Epitopes for cytotoxic lymphocytes bind to MHC class I molecules, and, in the context of MHC, are specifically recognised by T-cell receptor. It is generally accepted that T-cell epitopes may be divided into strong, moderate and weak, depending on their ability to effectively trigger the CTL reaction against the target.
Thinking about the vaccine that includes individual CTL epitopes, one would like to have means to select only strong epitopes, as this defines the effectiveness of the response in a vaccine recipient: the presence of the weak epitopes may abolish the response altogether .
One of the key features of a strong epitope is a strong binding of the peptide to the groove of MHCI and, possibly, TCR. We have previously demonstrated that our program EpiQuest-T, based on peptide sequence analysis (see the previous blog), can discriminate strong epitopes from the weak and negative ones. However, as we have used the definitions of strong/weak epitopes as were assigned by IEDB, it was unclear what exactly defines those qualities of the epitope peptides.
The group of Prof. T. Elliott has previously developed several derivatives of the original mouse CTL epitope and demonstrated their different activity in ability to induce CTLs, likely related to the affinity of the peptides to MHCI [2,3]. We have analysed the AGI (antigenicity index) of these epitopes using EpiQuest-T software and compared the obtained data with the relative activity of the epitopes. The results clearly show a strong correlation between the activity of epitope and the AGI index (see Fig.1)
These results suggest the applicability of EpiQuest-T to analyse the relative “strength” of the preselected CTL epitopes and of their derivatives, obtained by point mutations of some the amino acids.
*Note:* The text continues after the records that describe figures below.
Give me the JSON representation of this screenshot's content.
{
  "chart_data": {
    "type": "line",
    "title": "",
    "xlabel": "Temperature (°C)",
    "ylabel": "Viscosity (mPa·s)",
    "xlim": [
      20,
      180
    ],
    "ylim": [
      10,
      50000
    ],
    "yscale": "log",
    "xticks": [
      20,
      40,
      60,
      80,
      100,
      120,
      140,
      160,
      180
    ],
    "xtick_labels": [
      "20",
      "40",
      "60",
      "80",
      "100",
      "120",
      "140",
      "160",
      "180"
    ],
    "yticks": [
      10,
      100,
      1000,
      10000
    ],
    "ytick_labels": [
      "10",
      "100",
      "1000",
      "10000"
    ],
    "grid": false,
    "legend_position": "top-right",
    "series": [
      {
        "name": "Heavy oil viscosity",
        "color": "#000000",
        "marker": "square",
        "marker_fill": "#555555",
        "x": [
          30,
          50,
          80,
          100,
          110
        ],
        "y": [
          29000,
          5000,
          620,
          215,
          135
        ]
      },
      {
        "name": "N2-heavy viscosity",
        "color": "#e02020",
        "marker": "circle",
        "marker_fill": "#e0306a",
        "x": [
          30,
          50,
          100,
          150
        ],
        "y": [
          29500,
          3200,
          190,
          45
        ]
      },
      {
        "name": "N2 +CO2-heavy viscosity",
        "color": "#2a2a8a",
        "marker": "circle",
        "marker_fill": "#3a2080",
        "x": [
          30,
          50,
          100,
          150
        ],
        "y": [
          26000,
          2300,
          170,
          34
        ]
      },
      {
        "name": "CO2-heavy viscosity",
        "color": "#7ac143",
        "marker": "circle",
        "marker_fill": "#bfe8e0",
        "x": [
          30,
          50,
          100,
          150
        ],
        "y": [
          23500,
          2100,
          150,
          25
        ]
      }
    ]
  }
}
Fig.1. Immunodominance hierarchies of several related epitopes and their antigenicity index.
C57BL/6 mice were immunized by intramuscular injection with pDUO encoding the peptide variants indicated below. After 12 days, the number of SIINFEKL‐specific T cells induced was measured directly ex vivo by IFN‐γ ELISPOT. The results shown are combined from at least two separate experiments, with each data point representing an individual mouse. Horizontal bars depict group means. For the sequences of the peptides, the AGI indexes were determined using EpiQuest-T program and H2kB-specific matrix.It can be clearly seen that ability of a peptide epitope to induce CTL response correlates with the AGI index predicted by EpiQuest-T.
 Chung, B., Stuge, T.B., Murad, J.P., Beilhack, G., Andersen, E., Armstrong, B.D., Weber, J.S., and Lee, P.P. (2014). Antigen-Specific Inhibition of High-Avidity T Cell Target Lysis by Low-Avidity T Cells via Trogocytosis. Cell Reports 8, 871–882.
 Howarth, M., Williams, A., Tolstrup, A.B., and Elliott, T. (2004). Tapasin enhances MHC class I peptide presentation according to peptide half-life. Proc Natl Acad Sci U S A 101, 11737–11742.
 Thirdborough, S.M., Roddick, J.S., Radcliffe, J.N., Howarth, M., Stevenson, F.K., and Elliott, T. (2008). Tapasin shapes immunodominance hierarchies according to the kinetic stability of peptide – MHC class I complexes. European Journal of Immunology 38, 364–369.